Ginnys Blick schweifte zwischen Dracos Beine und sie fing haltlos an zu lachen. Wie ein Schutzschild baute sie ihr lautes Gelächter zwischen sich und ihrem ‚Ehemann' auf. Draco wurde unsicher und schnappte empört nach Luft.

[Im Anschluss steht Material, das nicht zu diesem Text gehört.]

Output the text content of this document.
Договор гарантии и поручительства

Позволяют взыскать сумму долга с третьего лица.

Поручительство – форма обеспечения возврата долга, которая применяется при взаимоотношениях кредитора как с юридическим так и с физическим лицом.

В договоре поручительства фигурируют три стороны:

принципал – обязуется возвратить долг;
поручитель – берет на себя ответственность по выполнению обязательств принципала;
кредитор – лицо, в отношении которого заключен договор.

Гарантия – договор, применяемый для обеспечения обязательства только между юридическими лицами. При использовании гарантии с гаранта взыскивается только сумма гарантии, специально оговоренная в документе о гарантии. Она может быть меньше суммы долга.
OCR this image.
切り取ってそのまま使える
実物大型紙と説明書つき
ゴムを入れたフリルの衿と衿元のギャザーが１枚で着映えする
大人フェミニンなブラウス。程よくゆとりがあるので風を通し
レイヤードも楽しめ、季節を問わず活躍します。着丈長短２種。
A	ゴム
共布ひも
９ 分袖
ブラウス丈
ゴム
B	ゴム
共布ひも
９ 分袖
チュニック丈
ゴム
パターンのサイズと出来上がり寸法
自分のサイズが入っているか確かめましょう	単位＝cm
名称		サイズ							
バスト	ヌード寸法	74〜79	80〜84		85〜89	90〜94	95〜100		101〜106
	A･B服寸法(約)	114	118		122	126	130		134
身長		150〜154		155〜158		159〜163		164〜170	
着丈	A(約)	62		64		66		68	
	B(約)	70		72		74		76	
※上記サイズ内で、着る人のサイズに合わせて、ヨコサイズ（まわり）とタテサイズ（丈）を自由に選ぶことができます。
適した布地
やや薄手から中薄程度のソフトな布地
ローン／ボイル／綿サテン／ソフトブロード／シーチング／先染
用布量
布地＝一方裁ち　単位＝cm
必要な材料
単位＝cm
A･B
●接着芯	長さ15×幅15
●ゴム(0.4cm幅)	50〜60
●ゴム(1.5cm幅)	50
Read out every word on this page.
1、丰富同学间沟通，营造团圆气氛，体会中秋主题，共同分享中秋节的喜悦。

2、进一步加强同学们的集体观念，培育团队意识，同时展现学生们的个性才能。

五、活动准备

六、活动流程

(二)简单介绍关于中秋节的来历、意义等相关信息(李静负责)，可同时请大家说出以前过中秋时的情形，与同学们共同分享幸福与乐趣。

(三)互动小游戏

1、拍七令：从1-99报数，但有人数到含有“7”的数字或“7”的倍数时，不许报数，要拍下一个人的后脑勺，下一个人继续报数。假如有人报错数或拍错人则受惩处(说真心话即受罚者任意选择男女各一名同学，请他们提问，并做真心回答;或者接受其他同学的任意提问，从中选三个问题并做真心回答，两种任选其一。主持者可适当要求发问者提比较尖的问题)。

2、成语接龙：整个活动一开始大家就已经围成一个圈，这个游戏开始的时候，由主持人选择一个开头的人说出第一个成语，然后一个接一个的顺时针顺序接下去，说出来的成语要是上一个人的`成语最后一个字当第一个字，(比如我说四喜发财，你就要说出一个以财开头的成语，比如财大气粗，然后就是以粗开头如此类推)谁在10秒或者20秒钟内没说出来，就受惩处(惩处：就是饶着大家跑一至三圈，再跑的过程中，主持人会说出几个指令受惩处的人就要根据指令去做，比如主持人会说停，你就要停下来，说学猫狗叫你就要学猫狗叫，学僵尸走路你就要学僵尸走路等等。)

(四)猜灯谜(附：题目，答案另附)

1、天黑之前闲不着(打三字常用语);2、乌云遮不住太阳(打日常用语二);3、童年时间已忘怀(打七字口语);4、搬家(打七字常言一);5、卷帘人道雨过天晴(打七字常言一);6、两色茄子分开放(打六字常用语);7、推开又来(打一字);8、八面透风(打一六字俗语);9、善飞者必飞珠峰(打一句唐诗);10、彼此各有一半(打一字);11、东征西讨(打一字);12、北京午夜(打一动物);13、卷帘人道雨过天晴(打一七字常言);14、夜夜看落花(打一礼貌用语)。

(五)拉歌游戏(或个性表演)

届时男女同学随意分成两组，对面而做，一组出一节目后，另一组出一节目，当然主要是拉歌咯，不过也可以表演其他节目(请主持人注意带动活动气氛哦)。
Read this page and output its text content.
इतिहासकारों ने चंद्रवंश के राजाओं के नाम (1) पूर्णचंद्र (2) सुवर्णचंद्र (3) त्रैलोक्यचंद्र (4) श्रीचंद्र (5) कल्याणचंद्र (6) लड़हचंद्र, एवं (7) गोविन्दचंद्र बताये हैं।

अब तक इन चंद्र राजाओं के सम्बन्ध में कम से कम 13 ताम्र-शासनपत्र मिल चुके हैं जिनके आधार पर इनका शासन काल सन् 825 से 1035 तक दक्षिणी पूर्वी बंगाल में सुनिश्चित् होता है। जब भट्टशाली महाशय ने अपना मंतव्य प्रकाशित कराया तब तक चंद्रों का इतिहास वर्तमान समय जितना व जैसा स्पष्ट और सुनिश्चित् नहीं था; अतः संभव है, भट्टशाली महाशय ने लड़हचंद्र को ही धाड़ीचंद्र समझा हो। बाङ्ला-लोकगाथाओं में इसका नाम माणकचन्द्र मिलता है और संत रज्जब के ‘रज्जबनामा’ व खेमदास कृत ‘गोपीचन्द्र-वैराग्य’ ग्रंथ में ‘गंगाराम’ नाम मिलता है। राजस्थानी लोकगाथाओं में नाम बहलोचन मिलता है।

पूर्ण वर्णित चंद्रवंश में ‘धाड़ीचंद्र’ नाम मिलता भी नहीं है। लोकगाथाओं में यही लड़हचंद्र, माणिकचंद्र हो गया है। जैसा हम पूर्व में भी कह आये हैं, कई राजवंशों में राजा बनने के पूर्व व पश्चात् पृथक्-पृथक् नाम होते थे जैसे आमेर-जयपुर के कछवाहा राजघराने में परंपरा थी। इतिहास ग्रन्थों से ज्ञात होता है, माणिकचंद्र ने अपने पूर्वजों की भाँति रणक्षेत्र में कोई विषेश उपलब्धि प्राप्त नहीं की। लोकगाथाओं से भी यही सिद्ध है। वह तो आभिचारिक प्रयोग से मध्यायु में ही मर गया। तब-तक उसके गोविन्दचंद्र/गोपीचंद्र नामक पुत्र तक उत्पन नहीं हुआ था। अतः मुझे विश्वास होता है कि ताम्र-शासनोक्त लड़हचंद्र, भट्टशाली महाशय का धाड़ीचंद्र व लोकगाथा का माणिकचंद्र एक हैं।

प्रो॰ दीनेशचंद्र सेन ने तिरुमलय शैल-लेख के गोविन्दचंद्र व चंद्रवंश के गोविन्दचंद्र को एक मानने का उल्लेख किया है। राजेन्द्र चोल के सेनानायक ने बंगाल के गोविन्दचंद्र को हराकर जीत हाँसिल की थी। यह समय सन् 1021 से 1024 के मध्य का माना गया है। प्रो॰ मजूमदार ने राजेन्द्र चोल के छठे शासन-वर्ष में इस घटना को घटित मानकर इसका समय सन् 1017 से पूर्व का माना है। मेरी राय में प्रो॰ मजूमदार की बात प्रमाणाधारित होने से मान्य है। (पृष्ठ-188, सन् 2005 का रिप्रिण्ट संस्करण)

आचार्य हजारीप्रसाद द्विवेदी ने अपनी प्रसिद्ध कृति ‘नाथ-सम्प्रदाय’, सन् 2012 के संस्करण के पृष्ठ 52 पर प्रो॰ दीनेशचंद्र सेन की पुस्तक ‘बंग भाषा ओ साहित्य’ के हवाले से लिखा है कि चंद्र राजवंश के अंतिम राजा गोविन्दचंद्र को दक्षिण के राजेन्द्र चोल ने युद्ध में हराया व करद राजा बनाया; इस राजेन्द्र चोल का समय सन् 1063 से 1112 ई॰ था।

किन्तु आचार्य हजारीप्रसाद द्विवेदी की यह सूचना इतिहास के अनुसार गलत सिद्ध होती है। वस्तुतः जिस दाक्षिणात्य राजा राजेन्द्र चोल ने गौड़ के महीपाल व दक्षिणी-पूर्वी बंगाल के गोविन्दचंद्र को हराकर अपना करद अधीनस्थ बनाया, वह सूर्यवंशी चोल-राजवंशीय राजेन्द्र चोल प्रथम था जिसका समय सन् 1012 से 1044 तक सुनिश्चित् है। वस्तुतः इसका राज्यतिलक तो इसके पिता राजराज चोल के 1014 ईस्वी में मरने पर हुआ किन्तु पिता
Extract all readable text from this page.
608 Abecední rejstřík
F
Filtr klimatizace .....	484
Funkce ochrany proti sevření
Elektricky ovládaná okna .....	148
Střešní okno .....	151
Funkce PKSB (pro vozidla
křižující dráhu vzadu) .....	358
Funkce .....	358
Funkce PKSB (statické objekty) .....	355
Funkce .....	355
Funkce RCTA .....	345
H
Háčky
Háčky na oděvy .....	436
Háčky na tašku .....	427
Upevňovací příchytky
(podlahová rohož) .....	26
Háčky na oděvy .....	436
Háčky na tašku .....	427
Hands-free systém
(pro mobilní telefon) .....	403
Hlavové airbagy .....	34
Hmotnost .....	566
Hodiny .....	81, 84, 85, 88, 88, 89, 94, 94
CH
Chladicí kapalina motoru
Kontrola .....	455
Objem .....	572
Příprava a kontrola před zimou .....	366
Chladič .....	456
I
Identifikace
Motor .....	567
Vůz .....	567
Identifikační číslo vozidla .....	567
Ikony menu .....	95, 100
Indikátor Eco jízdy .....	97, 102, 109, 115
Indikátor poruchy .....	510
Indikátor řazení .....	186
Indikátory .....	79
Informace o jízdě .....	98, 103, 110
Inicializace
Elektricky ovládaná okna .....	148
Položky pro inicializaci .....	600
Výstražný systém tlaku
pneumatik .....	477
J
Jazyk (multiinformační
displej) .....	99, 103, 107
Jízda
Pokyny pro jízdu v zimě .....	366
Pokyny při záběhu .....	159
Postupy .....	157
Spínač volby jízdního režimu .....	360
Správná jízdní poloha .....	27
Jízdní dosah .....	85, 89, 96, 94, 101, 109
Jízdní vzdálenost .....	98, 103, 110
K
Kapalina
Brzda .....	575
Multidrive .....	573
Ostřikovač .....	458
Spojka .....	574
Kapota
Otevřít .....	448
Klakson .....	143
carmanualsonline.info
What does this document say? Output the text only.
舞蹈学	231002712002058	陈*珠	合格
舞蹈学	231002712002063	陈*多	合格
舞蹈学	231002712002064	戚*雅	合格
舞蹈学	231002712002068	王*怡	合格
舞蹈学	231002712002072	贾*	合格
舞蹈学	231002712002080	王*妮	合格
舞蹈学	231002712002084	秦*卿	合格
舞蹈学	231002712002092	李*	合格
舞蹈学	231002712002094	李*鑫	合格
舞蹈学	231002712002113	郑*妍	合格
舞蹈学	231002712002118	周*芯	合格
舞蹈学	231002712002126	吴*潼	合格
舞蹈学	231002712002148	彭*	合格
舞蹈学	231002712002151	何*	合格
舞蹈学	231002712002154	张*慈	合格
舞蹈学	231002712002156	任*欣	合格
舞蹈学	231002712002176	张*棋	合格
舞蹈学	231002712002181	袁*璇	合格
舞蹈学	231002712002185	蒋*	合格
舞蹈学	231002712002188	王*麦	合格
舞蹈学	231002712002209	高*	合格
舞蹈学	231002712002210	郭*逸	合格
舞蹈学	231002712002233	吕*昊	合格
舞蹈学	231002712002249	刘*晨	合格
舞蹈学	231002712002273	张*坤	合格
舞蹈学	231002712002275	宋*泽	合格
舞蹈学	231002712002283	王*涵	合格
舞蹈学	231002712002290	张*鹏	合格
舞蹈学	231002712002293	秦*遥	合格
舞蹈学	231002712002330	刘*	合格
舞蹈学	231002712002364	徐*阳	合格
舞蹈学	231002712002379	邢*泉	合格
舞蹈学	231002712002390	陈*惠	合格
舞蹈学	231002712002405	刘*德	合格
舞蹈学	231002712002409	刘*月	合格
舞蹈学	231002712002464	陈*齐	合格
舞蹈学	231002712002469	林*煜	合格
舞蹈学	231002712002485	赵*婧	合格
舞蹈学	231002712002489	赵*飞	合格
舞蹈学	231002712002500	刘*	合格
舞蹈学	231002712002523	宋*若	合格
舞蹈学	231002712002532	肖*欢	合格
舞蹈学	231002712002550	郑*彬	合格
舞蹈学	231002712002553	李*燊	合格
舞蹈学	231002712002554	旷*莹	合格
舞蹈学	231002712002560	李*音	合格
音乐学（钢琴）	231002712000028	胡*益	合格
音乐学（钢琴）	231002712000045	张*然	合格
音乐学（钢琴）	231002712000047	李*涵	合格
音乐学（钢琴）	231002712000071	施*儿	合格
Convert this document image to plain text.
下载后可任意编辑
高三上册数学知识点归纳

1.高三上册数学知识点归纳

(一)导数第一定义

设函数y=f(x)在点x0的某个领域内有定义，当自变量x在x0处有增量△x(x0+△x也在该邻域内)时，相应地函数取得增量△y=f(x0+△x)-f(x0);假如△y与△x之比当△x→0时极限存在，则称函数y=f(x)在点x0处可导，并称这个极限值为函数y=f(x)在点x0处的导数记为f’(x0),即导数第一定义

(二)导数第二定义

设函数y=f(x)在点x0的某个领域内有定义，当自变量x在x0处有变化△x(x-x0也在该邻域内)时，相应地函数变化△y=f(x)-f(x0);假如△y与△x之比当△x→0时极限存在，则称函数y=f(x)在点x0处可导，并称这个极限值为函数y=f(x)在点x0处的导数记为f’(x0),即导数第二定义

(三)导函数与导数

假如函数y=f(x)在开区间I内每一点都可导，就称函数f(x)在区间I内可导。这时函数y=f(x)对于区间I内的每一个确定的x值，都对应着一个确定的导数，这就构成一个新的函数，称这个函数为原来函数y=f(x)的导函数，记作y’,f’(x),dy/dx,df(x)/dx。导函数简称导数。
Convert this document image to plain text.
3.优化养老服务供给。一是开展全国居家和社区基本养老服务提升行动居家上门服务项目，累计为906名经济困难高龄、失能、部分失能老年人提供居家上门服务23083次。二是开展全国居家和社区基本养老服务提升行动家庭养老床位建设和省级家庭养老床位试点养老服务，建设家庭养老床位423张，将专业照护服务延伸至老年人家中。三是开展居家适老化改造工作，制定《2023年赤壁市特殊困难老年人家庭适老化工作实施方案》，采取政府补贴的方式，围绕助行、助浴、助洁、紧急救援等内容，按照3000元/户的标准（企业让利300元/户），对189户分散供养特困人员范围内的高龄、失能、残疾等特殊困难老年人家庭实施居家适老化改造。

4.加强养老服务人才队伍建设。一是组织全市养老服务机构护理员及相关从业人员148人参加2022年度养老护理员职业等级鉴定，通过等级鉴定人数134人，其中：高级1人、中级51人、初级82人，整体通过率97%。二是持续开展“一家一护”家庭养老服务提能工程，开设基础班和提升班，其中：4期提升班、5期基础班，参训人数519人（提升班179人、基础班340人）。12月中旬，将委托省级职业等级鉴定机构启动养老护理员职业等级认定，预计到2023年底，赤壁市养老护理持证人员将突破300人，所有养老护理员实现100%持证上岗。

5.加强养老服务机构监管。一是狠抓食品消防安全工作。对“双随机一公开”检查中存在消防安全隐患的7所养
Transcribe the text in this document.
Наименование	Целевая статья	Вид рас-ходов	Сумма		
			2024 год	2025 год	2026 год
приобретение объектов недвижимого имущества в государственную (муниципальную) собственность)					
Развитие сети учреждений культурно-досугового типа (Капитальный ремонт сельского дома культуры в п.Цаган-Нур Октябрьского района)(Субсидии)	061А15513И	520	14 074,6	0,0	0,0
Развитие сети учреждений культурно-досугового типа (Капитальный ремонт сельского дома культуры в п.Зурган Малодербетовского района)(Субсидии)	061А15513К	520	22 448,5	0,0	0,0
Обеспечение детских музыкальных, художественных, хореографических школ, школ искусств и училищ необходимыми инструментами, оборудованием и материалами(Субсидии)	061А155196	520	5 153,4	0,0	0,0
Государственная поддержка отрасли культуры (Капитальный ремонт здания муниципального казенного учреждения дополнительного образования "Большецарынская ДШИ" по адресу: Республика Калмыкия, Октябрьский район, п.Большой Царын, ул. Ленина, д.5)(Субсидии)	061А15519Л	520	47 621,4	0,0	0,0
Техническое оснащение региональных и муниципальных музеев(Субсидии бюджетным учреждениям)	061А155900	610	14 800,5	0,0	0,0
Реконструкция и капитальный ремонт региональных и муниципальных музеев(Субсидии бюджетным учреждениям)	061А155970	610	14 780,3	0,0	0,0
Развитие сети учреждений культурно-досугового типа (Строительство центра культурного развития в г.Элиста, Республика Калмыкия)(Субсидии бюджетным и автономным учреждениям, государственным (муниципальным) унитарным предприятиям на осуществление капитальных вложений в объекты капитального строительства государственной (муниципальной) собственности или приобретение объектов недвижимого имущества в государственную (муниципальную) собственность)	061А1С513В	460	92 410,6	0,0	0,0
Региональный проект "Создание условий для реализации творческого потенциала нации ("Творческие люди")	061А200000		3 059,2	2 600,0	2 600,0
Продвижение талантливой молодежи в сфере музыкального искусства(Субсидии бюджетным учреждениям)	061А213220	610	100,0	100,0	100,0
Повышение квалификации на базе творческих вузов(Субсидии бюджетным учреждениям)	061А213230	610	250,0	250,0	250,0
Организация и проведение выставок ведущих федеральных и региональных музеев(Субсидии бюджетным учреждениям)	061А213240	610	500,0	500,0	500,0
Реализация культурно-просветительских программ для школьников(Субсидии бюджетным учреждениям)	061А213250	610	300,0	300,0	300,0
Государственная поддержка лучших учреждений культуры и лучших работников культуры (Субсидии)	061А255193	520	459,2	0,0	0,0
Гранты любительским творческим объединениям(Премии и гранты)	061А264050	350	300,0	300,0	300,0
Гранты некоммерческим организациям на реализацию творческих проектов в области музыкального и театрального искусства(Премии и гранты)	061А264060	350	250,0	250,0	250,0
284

„Ist das alles?", kicherte Ginny.

Soweit sie es beurteilen konnte von ihrem Vater oder ihren Brüdern her, war die Größe völlig normal. Auch die Glieder der Todesser, die sie im Kerker bei den Vergewaltigungen beobachtet hatte, waren ähnlich gebaut. Doch sie spürte wie Draco immer unsicherer wurde. Je lauter sie lachte, desto schlaffer wurde sein Glied.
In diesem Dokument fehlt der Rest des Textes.